IRAN'S NUCLEAR AMBITIONS
When the IAEA announced that its tests vindicated Iran's claims that traces of enriched uranium found two years earlier by its inspectors at the Iranian nuclear facilities were from the imported equipment, believed to be of Pakistani origin, Washington dismissed the IAEA findings as meaningless.
Among those who remained coolly cognizant of the facts on the ground were fifteen IAEA governors belonging to the Non-Aligned Movement. The NAM includes such heavyweights as Brazil, India, Indonesia and South Africa. At the IAEA's emergency session, Rajmah Hussein of Malaysia, the current NAM chairman, reiterated NAM's position that all countries have a basic and inalienable right to develop atomic energy for peaceful purposes--the prime objective for which the IAEA was established in 1953 at the initiative of US President Dwight Eisenhower.

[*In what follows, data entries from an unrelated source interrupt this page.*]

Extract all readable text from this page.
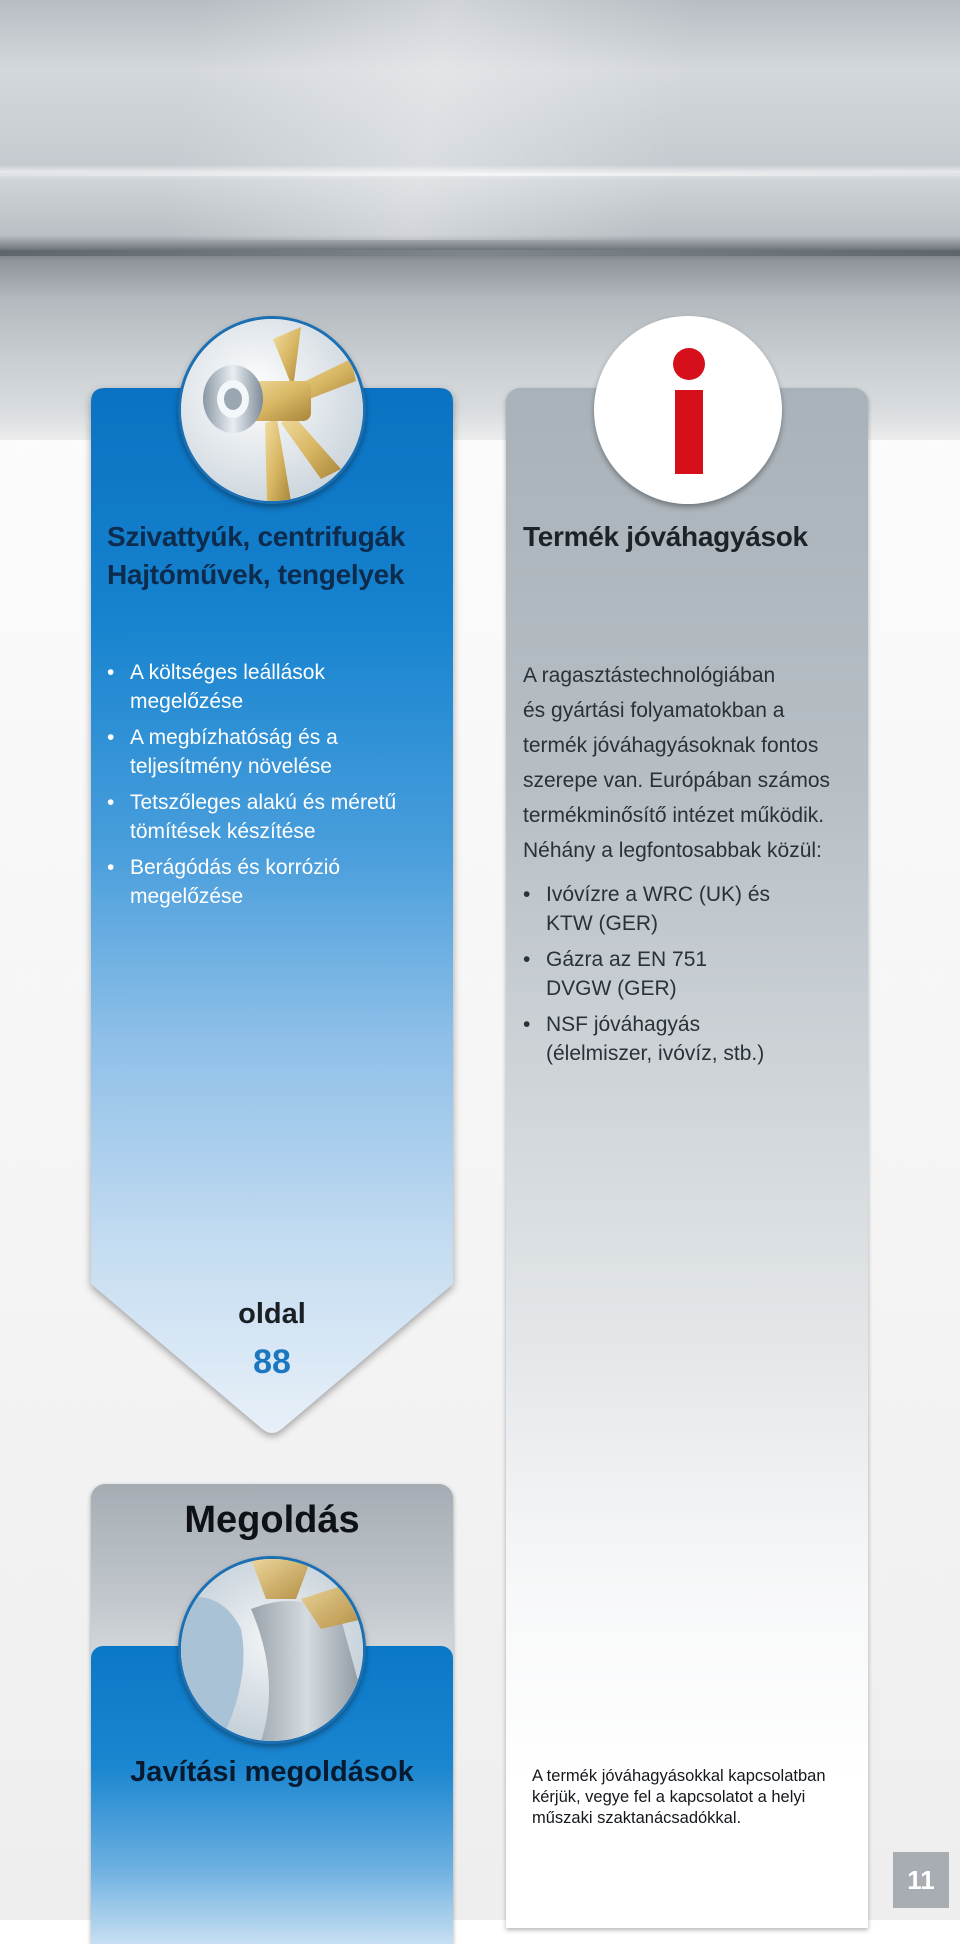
Szivattyúk, centrifugák
Hajtóművek, tengelyek
• A költséges leállások
megelőzése
• A megbízhatóság és a
teljesítmény növelése
• Tetszőleges alakú és méretű
tömítések készítése
• Berágódás és korrózió
megelőzése
oldal
88
Termék jóváhagyások
A ragasztástechnológiában
és gyártási folyamatokban a
termék jóváhagyásoknak fontos
szerepe van. Európában számos
termékminősítő intézet működik.
Néhány a legfontosabbak közül:
• Ivóvízre a WRC (UK) és
KTW (GER)
• Gázra az EN 751
DVGW (GER)
• NSF jóváhagyás
(élelmiszer, ivóvíz, stb.)
A termék jóváhagyásokkal kapcsolatban
kérjük, vegye fel a kapcsolatot a helyi
műszaki szaktanácsadókkal.
Megoldás
Javítási megoldások
11
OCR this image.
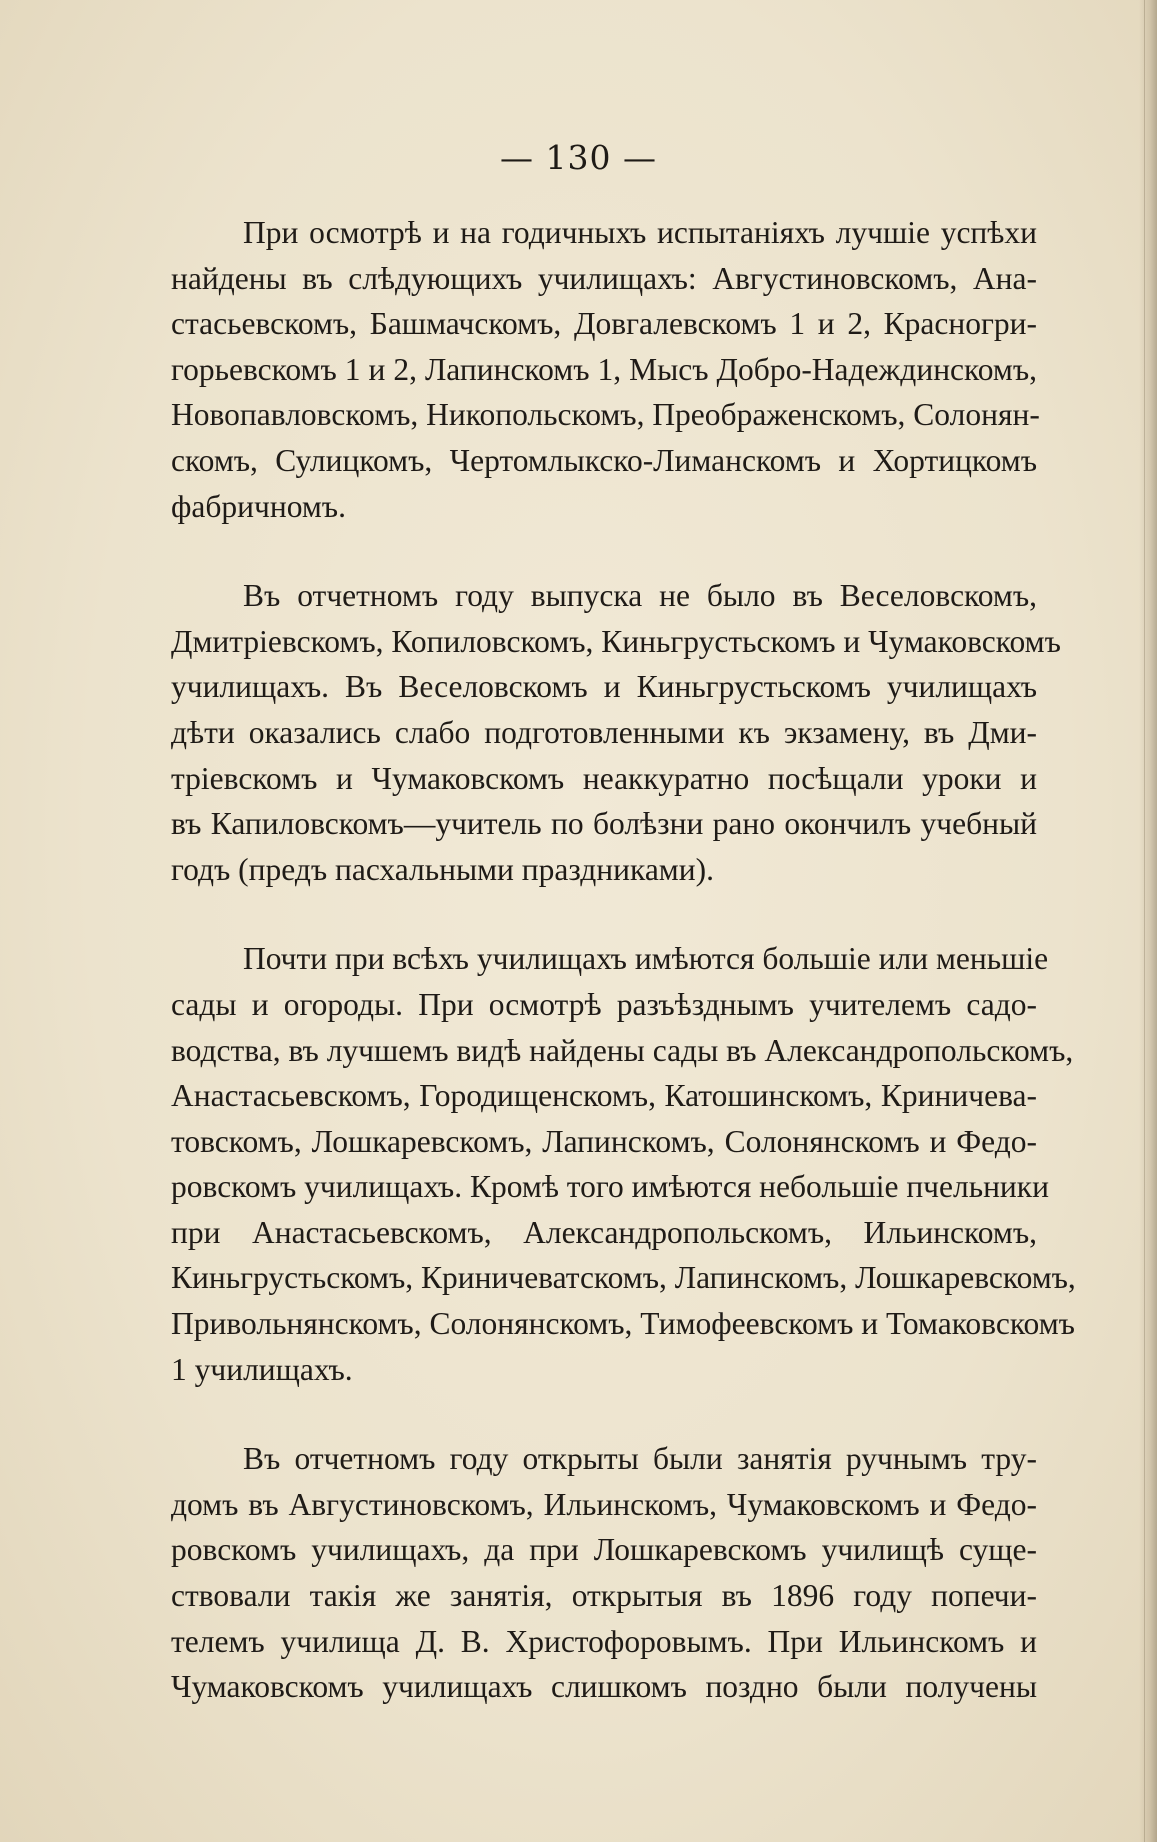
— 130 —
При осмотрѣ и на годичныхъ испытаніяхъ лучшіе успѣхи
найдены въ слѣдующихъ училищахъ: Августиновскомъ, Ана-
стасьевскомъ, Башмачскомъ, Довгалевскомъ 1 и 2, Красногри-
горьевскомъ 1 и 2, Лапинскомъ 1, Мысъ Добро-Надеждинскомъ,
Новопавловскомъ, Никопольскомъ, Преображенскомъ, Солонян-
скомъ, Сулицкомъ, Чертомлыкско-Лиманскомъ и Хортицкомъ
фабричномъ.
Въ отчетномъ году выпуска не было въ Веселовскомъ,
Дмитріевскомъ, Копиловскомъ, Киньгрустьскомъ и Чумаковскомъ
училищахъ. Въ Веселовскомъ и Киньгрустьскомъ училищахъ
дѣти оказались слабо подготовленными къ экзамену, въ Дми-
тріевскомъ и Чумаковскомъ неаккуратно посѣщали уроки и
въ Капиловскомъ—учитель по болѣзни рано окончилъ учебный
годъ (предъ пасхальными праздниками).
Почти при всѣхъ училищахъ имѣются большіе или меньшіе
сады и огороды. При осмотрѣ разъѣзднымъ учителемъ садо-
водства, въ лучшемъ видѣ найдены сады въ Александропольскомъ,
Анастасьевскомъ, Городищенскомъ, Катошинскомъ, Криничева-
товскомъ, Лошкаревскомъ, Лапинскомъ, Солонянскомъ и Федо-
ровскомъ училищахъ. Кромѣ того имѣются небольшіе пчельники
при Анастасьевскомъ, Александропольскомъ, Ильинскомъ,
Киньгрустьскомъ, Криничеватскомъ, Лапинскомъ, Лошкаревскомъ,
Привольнянскомъ, Солонянскомъ, Тимофеевскомъ и Томаковскомъ
1 училищахъ.
Въ отчетномъ году открыты были занятія ручнымъ тру-
домъ въ Августиновскомъ, Ильинскомъ, Чумаковскомъ и Федо-
ровскомъ училищахъ, да при Лошкаревскомъ училищѣ суще-
ствовали такія же занятія, открытыя въ 1896 году попечи-
телемъ училища Д. В. Христофоровымъ. При Ильинскомъ и
Чумаковскомъ училищахъ слишкомъ поздно были получены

By design or happenstance, Iran has emerged as a champion of the developing world with the courage and conviction to stand up to the Western world. This has won it quiet admiration by NAM governors, who fear that the limitations imposed on Iran could be extended to them eventually. Little wonder that Ali Larijani, the newly appointed secretary-general of Iran's Supreme National Security Council, said that he welcomed talks with all IAEA governors and NAM members.
This went down badly with both the EU-3 and the United States. It is clear by now that further pressure on Tehran to abdicate its right would cause a major fissure between the West and the developing world.